I WALKED INTO THE BAR and scanned it for my new pseudo-friends. Wolf was glued to a TV, wearing a German soccer jersey, and Bobby was holding court at the bar, which from what I knew of him so far wasn’t all that surprising. I reluctantly went and stood next to him, happy to have someone to talk to so that I didn’t have to stand in the corner by myself or jump into the middle of the European soccer fans and risk being trampled if the refs made a call they didn’t like. One thing I knew for sure: you didn’t screw around with Europeans and their love of soccer.

“I’ll have a martini, filthy, extra olives,” Bobby said to the bartender as I dropped my bag on the floor next to his feet. He immediately looked up at me and smiled. “Well, look who it is. What’s up, Abby?”

“Filthy? What kind of way is that to order a drink?” I asked. I was never a martini drinker myself, so I was unsure of the protocol for ordering one, but I was pretty sure saying you wanted a drink made filthy was not in the bartender’s manual.

“It just means extra dirty, like not just a dirty martini, a filthy dirty martini. That’s the way I like my cocktails. And my women. Nice to see you, by the way.”

They should study this guy’s brain for science.

“I’ve never met anyone who could turn ordering a cocktail into a sexually explicit event. Why can’t you just be normal?” I heard myself ask the question and then realized how silly it sounded. He had a Y chromosome. What chance of normalcy did he really ever have?

“You know, if you think about it, you should be able to order your cocktails in more, shall we say, diverse ways. I should be able to order a dirty, filthy, slut martini without someone making a comment,” he said, completely serious.

“And I’d like to order a man who’s half-normal and only half-bat-shit-crazy, but that doesn’t seem to be possible either, so I guess you and I will just have to suffer through our mutual disappointment.”

“I’d like a really slutty martini on the rocks, hold the olives. How does that sound? Maybe I’ll invent new cocktail names. Do you think there’s any money in that?” he asked.

“I doubt it. But you’re not working anyway and there’s no money in that either, so if you want to be entrepreneurial, who am I to stop you? Maybe you could go on The Apprentice and see what Donald Trump thinks of your idea. He could sell it in the bars in some of his hotels. I’m sure his super-wealthy clientele in their thousand-dollar suits would be more than willing to drop twenty bucks on a drink called a Slutty Martini.”

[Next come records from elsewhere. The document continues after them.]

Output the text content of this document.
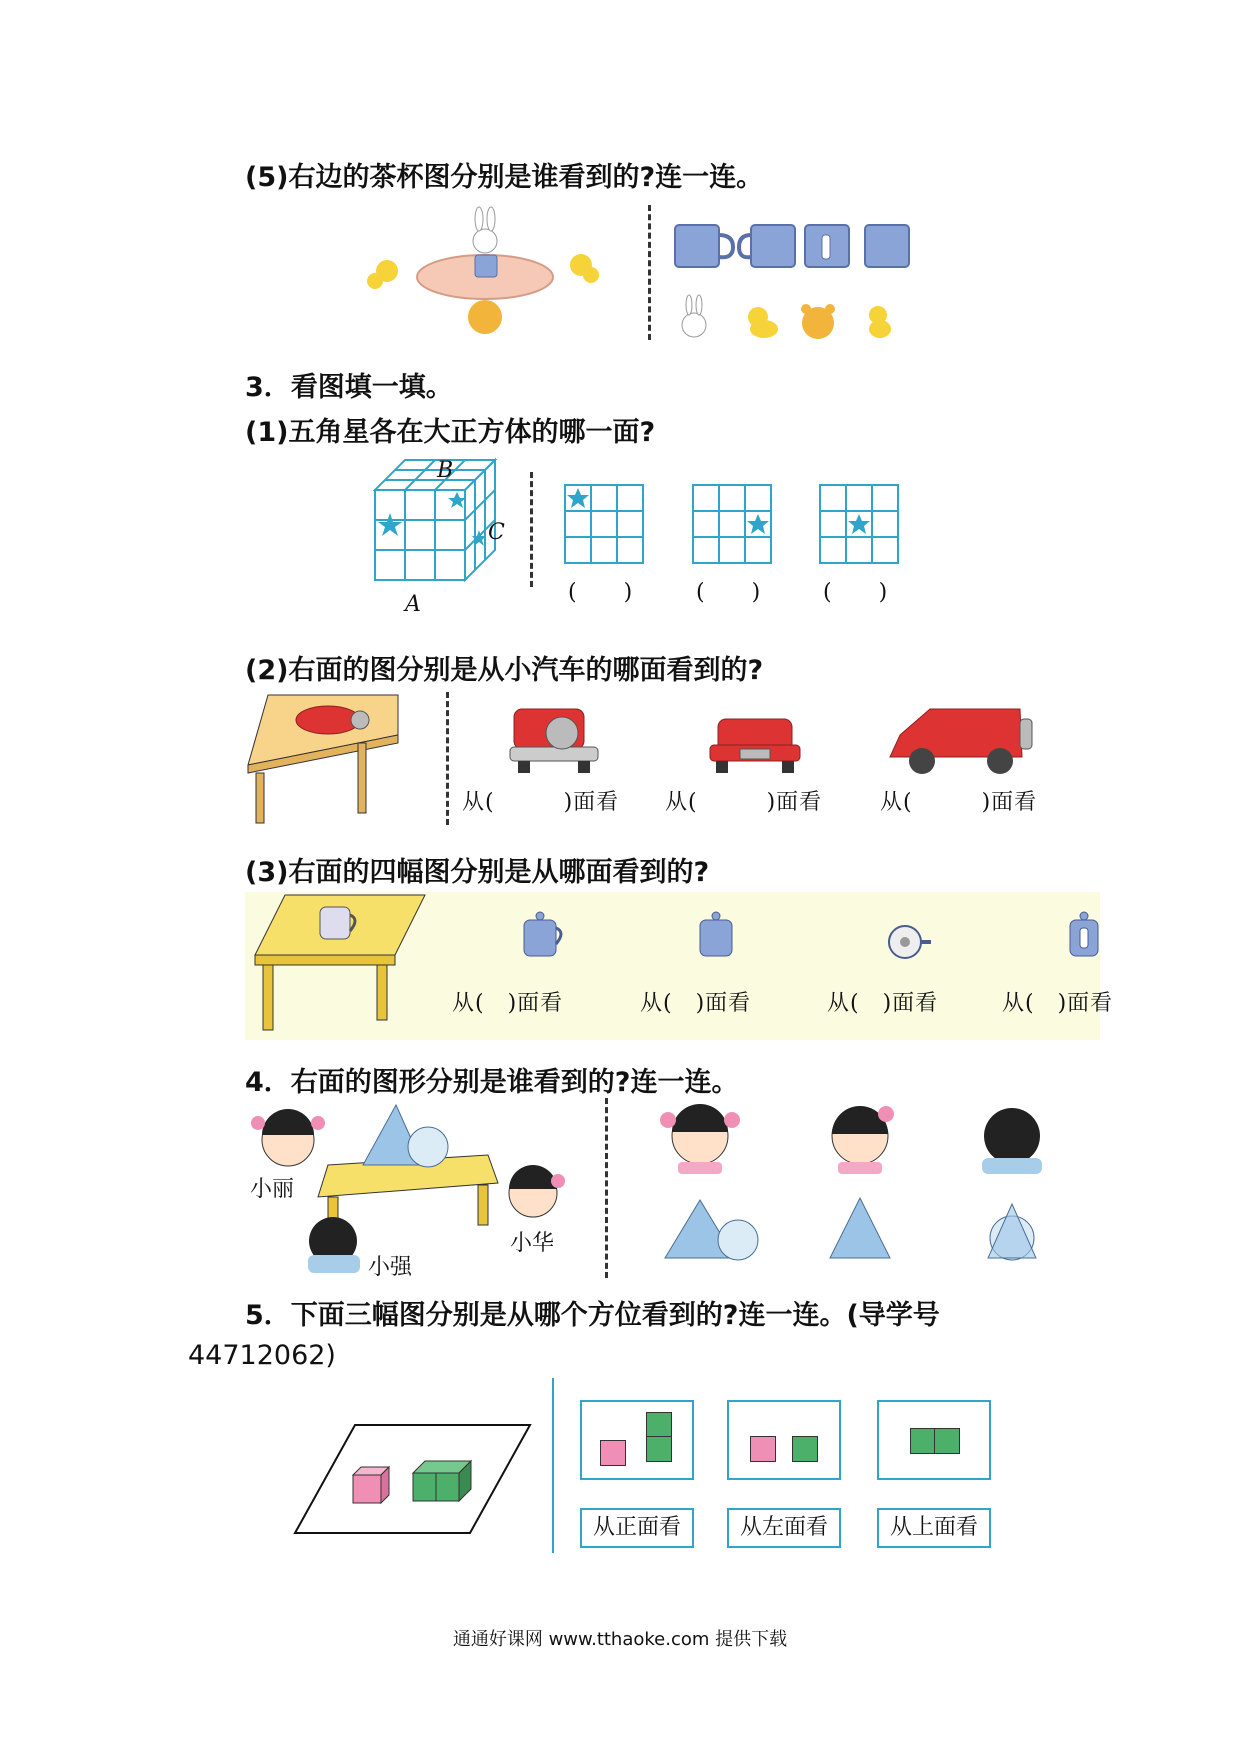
(5)右边的茶杯图分别是谁看到的?连一连。
3．看图填一填。
(1)五角星各在大正方体的哪一面?
B
C
A	(　　)	(　　)	(　　)
(2)右面的图分别是从小汽车的哪面看到的?
从(　　　)面看 从(　　　)面看	从(　　　)面看
(3)右面的四幅图分别是从哪面看到的?
从(　)面看	从(　)面看	从(　)面看	从(　)面看
4．右面的图形分别是谁看到的?连一连。
小丽
小强
小华
5．下面三幅图分别是从哪个方位看到的?连一连。(导学号
44712062)
从正面看	从左面看	从上面看
通通好课网 www.tthaoke.com 提供下载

“See, now you’re talking.”

“I was kidding.”

“I bet you someone thought that a cocktail called Sex on the Beach wouldn’t be a hit either and look how fast that took off.”

He actually had a point. There was also a drink called the Fuzzy Navel. I wouldn’t have thought that would be popular either, and yet college kids all over the country were probably licking them off girls’ stomachs in bars as we spoke. Bobby would probably invent the next big thing, become a gazillionaire, and spend the rest of his life trolling for girls in the bars all over the Eastern Seaboard with the tagline “I invented the Slutty Martini.”

There’s simply no justice in this world sometimes.

I ordered a beer, and when I turned back around, Bobby was still standing there, munching on an olive.

“Don’t you have someone to hit on?” I asked.

“There’s no rush. I’d rather talk to you right now. Besides, I’m sure I’ll find someone. It’s still early!”

“Lucky me.”

“I talked to Grace before. Unlike you, she actually enjoys talking to me.”

“There’s no accounting for taste. And anyway, I think her taste in men is quite obviously flawed, no?”

“Ahh, that jackass of a boyfriend of hers. Though I don’t know if I can really call him a jackass anymore. It sounds like he’s making some real efforts lately. She seems happy for the first time in a while where he’s concerned.”